Towards Faster-than-real-time Simulation Using Parallel-in-time Algorithm and High-performance Computing

The Science
A multi-institutional team of ORNL has utilized the latest computational algorithms and parallelization techniques to enable faster than real-time simulations and applied it to the power system network whose time-domain model represents very large and highly nonlinear differential-algebraic equations (DAEs) with fast dynamic characteristics. Solving thousands of nonlinear DAEs is a very challenging task. Hence, it is crucial to distribute the computation for speeding up the time-domain simulations. To this end, the team has innovatively designed parallel-in-time algorithm, which can significantly improve the computational performance. 

The Impact
The new computational framework highly utilizes the high-performance computing platforms and yields more than 10x computational performance over existing simulation approaches.
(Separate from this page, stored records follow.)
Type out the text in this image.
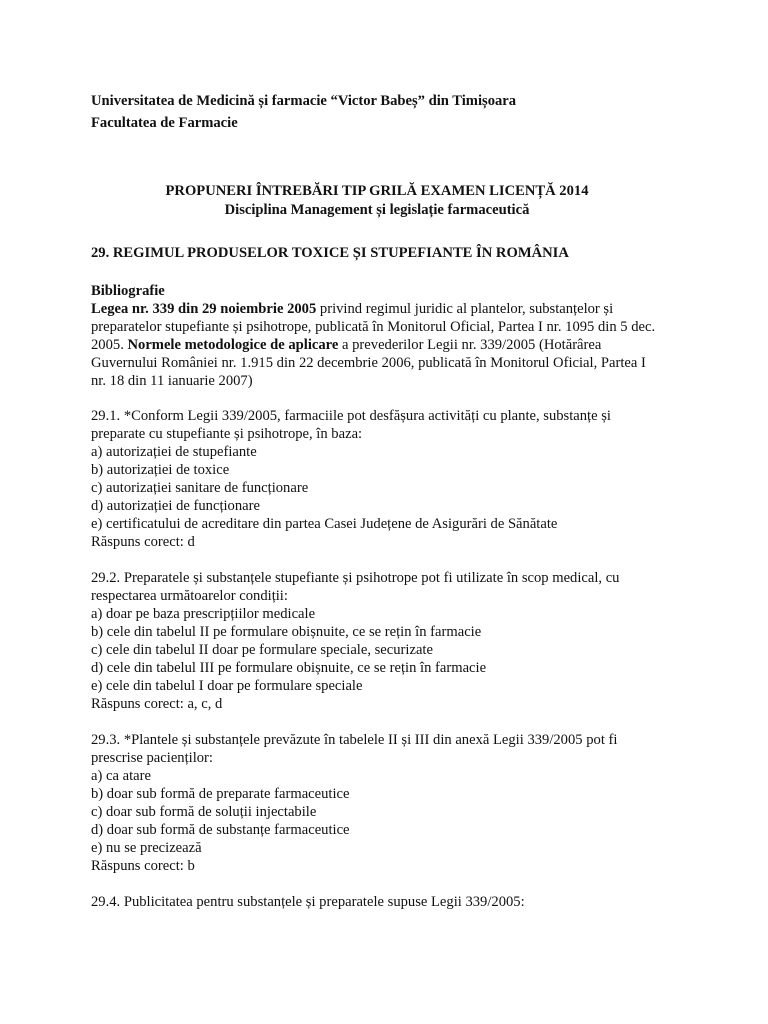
Universitatea de Medicină și farmacie “Victor Babeș” din Timișoara
Facultatea de Farmacie
PROPUNERI ÎNTREBĂRI TIP GRILĂ EXAMEN LICENȚĂ 2014
Disciplina Management și legislație farmaceutică
29. REGIMUL PRODUSELOR TOXICE ȘI STUPEFIANTE ÎN ROMÂNIA
Bibliografie
Legea nr. 339 din 29 noiembrie 2005 privind regimul juridic al plantelor, substanțelor și
preparatelor stupefiante și psihotrope, publicată în Monitorul Oficial, Partea I nr. 1095 din 5 dec.
2005. Normele metodologice de aplicare a prevederilor Legii nr. 339/2005 (Hotărârea
Guvernului României nr. 1.915 din 22 decembrie 2006, publicată în Monitorul Oficial, Partea I
nr. 18 din 11 ianuarie 2007)
29.1. *Conform Legii 339/2005, farmaciile pot desfășura activități cu plante, substanțe și
preparate cu stupefiante și psihotrope, în baza:
a) autorizației de stupefiante
b) autorizației de toxice
c) autorizației sanitare de funcționare
d) autorizației de funcționare
e) certificatului de acreditare din partea Casei Județene de Asigurări de Sănătate
Răspuns corect: d
29.2. Preparatele și substanțele stupefiante și psihotrope pot fi utilizate în scop medical, cu
respectarea următoarelor condiții:
a) doar pe baza prescripțiilor medicale
b) cele din tabelul II pe formulare obișnuite, ce se rețin în farmacie
c) cele din tabelul II doar pe formulare speciale, securizate
d) cele din tabelul III pe formulare obișnuite, ce se rețin în farmacie
e) cele din tabelul I doar pe formulare speciale
Răspuns corect: a, c, d
29.3. *Plantele și substanțele prevăzute în tabelele II și III din anexă Legii 339/2005 pot fi
prescrise pacienților:
a) ca atare
b) doar sub formă de preparate farmaceutice
c) doar sub formă de soluții injectabile
d) doar sub formă de substanțe farmaceutice
e) nu se precizează
Răspuns corect: b
29.4. Publicitatea pentru substanțele și preparatele supuse Legii 339/2005:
This increased computational performance has great potential for supporting real-time operation and control of large-scale and complex systems. 
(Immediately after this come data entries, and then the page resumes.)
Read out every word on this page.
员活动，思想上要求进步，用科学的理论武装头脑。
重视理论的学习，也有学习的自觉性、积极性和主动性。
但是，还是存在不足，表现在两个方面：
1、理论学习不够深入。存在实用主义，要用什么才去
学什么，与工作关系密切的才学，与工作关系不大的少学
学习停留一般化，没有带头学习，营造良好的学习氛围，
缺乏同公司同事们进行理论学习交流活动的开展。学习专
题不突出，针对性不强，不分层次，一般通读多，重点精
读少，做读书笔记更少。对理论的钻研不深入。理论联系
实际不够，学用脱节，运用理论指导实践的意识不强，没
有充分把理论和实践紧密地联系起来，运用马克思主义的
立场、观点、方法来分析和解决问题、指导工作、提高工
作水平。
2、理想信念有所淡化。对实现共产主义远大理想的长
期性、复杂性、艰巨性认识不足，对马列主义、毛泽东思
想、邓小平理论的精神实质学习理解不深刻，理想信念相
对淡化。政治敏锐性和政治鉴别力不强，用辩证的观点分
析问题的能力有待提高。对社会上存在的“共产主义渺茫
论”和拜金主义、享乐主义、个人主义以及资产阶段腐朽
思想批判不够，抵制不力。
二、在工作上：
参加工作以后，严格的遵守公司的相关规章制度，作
Office of Electricity through the Advanced Grid Modeling Program

Publication for this work
Byungkwon Park, et al., “Examination of Semi-Analytical Solution Methods in the Coarse Operator of Parareal Algorithm for Power System Simulation,” IEEE Trans. Power Syst., vol. 36, no. 6, Nov 2021 

With continuing advances in high-performance parallel computing platforms, parallel algorithms have become powerful tools for development of faster than real-time power system dynamic simulations. In particular, it has been demonstrated in recent years that parallel-in-time (Parareal) algorithms have the potential to achieve such an ambitious goal. The selection of a fast and reasonably accurate coarse operator of the Parareal algorithm is crucial for its effective utilization and performance. This paper examines semi-analytical solution (SAS) methods as the coarse operators of the Parareal algorithm and explores performance of the SAS methods to the standard numerical time integration methods. Two promising time-power series-based SAS methods were considered; Adomian decomposition method and Homotopy analysis method with a windowing approach for improving the convergence. Numerical performance case studies on 10-generator 39-bus system and 327-generator 2383-bus system were performed for these coarse operators over different disturbances, evaluating the number of Parareal iterations, computational time, and stability of convergence. All the coarse operators tested with different scenarios have converged to the same corresponding true solution (if they are convergent) and the SAS methods provide comparable computational speed, while having more stable convergence to the true solution in many cases.